Archetypal and New Families With Alexander Disease and Novel Mutations in GFAP [Original Contribution]
Source: Archives of Neurology
Objective To describe genetic analyses of the 2 most thoroughly studied, historically seminal multigenerational families with Alexander disease described prior to the identification of GFAP as the related gene, as well as 1 newly discovered family.
Design Clinical histories were obtained and DNA was analyzed from blood, cheek epithelial cells, or fixed paraffin-embedded surgical samples.
Subjects Affected and unaffected adult members of 3 families and affected children were included.
Main Outcome Measures Mutations in GFAP and behavior of mutant protein in cellular transfection assays.

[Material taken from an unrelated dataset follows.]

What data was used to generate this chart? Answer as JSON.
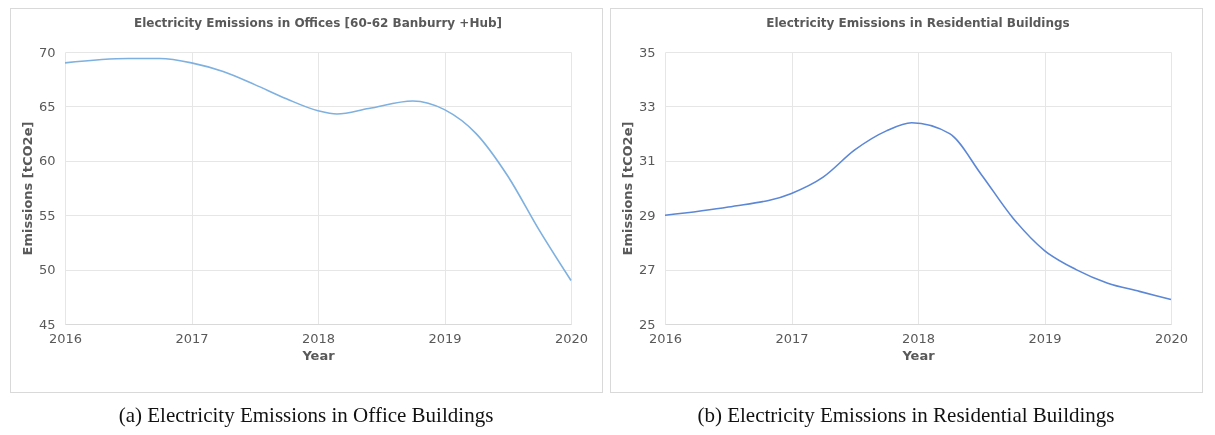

Results Family A contains 4 siblings in whom we found a novel p.Ser247Pro mutation that was paternally inherited. The phenotypes of these siblings include 1 unaffected adult, 1 individual with juvenile-onset disease, and 2 individuals with adult-onset disease. Family B spans 4 generations, including the first described patient with adult-onset disease originally reported in 1968. Analysis of members of the later generations revealed a novel p.Asp417Ala mutation. Family C contains 3 generations. We detected a novel p.Gln426Leu mutation that, to our knowledge, is the farthest C-terminal mutation known.
Conclusions These families display clear evidence of variable phenotypes but do not support recessive inheritance. While germline mosaicism cannot be excluded for 1 family (A), we propose that for genetic counseling purposes the risk of germline mosaicism should be described as less than 1%.